Analyse intégrative et modélisation de voies moléculaires dérégulées dans la polyarthrite rhumatoïde

par Vidisha Singh (Kumar)

Projet de thèse en Sciences de la vie et de la santé

Sous la direction de Elisabeth Teixeira et de Anna Niaraki.

Thèses en préparation à Paris Saclay , dans le cadre de Structure et Dynamique des Systèmes Vivants , en partenariat avec Laboratoire européen de recherche pour la Polyarthrite Rhumatoïde (laboratoire) et de Université d'Évry-Val-d'Essonne (établissement de préparation de la thèse) depuis le 01-10-2016 .


  • Résumé

    La polyarthrite rhumatoide (PR) est une maladie autoimmune à facettes multiples qui provoque une inflammation chronique des articulations et conduisant le plus souvent à une déformation et une destruction ostéo-articulaire.

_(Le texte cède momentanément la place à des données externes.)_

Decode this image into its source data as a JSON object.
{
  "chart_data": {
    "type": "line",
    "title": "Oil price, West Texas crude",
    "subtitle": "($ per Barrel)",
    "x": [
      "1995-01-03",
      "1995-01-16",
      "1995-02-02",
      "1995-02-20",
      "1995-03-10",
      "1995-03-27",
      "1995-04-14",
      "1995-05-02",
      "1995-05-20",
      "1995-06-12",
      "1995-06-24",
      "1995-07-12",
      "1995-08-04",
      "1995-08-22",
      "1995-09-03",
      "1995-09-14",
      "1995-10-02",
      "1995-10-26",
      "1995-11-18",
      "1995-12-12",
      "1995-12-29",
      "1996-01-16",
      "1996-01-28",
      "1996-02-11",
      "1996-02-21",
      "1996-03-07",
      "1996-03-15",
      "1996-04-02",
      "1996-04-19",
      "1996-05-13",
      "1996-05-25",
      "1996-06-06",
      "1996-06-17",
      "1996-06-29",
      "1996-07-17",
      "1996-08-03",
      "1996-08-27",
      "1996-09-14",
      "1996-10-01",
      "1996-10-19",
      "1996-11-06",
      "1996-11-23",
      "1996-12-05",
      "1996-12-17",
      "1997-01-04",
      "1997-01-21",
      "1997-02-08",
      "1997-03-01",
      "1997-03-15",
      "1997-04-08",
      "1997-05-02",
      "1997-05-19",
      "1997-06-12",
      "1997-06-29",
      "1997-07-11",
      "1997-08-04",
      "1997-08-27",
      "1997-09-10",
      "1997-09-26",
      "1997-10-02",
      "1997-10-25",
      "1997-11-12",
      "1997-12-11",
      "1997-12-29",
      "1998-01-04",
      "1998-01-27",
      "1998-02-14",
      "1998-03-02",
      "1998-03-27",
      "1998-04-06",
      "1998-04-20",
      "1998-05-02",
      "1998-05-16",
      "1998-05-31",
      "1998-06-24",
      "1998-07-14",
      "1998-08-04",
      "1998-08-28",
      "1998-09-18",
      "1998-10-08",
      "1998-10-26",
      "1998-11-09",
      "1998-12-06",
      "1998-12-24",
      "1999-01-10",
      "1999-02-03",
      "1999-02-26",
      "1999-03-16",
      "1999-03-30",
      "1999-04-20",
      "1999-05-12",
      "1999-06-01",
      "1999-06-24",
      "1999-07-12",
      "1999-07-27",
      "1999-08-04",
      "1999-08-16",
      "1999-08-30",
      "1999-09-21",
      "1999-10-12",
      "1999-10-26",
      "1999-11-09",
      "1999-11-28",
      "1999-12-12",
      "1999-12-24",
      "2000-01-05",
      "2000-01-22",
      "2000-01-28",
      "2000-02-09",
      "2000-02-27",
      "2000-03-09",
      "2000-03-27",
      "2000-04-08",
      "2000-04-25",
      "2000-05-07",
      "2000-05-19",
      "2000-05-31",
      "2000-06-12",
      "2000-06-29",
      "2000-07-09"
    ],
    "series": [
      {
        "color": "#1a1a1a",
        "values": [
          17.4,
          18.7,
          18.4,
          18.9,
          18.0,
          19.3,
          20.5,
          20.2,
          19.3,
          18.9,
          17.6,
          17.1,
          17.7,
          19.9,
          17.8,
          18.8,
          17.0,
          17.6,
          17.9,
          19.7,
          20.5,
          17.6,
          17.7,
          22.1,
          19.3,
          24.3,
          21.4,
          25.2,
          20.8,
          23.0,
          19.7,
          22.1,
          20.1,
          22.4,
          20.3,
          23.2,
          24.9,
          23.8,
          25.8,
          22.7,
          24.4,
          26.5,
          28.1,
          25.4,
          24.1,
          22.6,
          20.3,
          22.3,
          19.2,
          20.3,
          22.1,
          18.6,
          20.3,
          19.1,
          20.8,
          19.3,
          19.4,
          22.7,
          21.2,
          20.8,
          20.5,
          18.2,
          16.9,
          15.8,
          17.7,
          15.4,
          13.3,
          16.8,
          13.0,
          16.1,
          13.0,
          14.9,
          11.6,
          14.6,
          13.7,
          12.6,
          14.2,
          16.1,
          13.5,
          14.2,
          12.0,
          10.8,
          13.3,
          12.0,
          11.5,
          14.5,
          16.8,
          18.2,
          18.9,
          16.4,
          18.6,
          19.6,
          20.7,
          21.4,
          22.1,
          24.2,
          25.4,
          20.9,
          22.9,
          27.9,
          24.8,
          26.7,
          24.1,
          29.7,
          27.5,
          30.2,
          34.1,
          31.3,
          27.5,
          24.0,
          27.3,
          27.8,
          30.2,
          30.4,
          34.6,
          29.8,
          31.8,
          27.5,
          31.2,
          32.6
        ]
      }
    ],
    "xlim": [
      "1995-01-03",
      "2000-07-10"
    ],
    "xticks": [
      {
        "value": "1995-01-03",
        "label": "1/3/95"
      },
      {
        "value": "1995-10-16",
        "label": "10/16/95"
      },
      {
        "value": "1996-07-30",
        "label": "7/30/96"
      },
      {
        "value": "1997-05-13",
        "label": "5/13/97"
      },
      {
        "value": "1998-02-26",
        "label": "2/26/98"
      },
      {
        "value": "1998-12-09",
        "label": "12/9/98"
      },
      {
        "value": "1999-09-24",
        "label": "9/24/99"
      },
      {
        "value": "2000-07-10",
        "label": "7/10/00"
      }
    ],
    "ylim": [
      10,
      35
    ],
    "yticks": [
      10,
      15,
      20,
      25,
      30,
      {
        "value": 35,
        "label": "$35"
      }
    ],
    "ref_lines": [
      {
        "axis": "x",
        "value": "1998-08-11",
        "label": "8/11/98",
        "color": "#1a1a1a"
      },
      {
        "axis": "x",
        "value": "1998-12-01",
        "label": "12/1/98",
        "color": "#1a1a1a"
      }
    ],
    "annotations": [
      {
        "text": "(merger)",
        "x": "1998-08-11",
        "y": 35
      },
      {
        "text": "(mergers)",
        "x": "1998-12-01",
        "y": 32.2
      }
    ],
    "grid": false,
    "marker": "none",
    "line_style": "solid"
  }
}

Jusqu'a présent, l'étiologie de la maladie est encore pour partie inexpliquée. Bien que i'inflammation des tissus autour des articulations et l'arthrite inflammatoire soient caractéristiques de la polyarthrite rhumatoide, la maladie peut également provoquer une inflammation et des blessures dans d'autres organes dans le corps. La biologie des systèmes est une nouvelle frontière interdisciplinaire basée principalement sur l'integration des expériences <<humides>> comme la biologie moléculaire ou << omiques >> avec les expériences << secs>> comme la bio-informatique et la biologie computationnelle. Une compréhension globale et rigoureuse des effets régulateurs de multiples médiateurs impliqués dans la PR nécessite l'intégration de l'information publiée avec de nouveaux ensembles de donées fonctionnelles dans un modèle computationnel global. Pour faire face à de grands réseaux cellulaires pour lesquels des données cinétiques précises font défaut, la modélisation logique est de plus en plus utilisée pour obtenir des informations qualitative globales sur la dynamique du réseau (Bérenguier et al.2013). Dans cette étude, nous proposons une approche de la modélisation des systèmes de fond vers le haut à partir de la construction d'un réseau jusqu'a la construction d'un modèle logique. Le modèle pourrait être utilisé pour répondre à différentes questions biologiques telles que la comparaison du réseau pour les différents phénotypes et d'essayer de comprendre la cause de réponse différente au traitement, et / ou d'enquêter sur les facteurs génétiques qui sont spécifiques dans la PR entre autres maladie auto-immunes.

  • Titre traduit

    Integrative Modelling and Analysis of Molecular Pathways dysregulated in Rheumatoid Arthritis


  • Résumé

    Rheumatoid arthritis (RA) is a multifaceted autoimmune disease that causes chronic inflammation of the joints. Until know, the etiology of the disease remains unclear. Patients with autoimmune diseases have antibodies and immune cells in their blood that target their own body tissues, where they can be associated with inflammation. While inflammation of the tissue around the joints and inflammatory arthritis are characteristic features of rheumatoid arthritis, the disease can also cause inflammation and injury in other organs in the body. Systems biology is an interdisciplinary approach based on the integration of <<wet>> experiments like those of molecular biology or omic with <<dry>> experiments like those of bio informatics or computational biology. A global and rigorous understanding of the regulatory effects of multiple mediators involved in RA requires the integration of published information with novel functional datasets into a comprehensive computational model. To cope with large cellular networks for which precise kinetic data are lacking, logical modeling is increasingly used to derive global qualitative insights about network dynamics (Bérenguier et al.2013). In this study we propose a bottom-up modelling approach starting from the construction of a network right up to the building of a logical model. The model could be used in addressing different biological questions such as comparing the network for different phenotypes and trying to understand the cause of different response to treatment, and/or investigating the genetic factors that are specific in RA among other autoimmune diseases.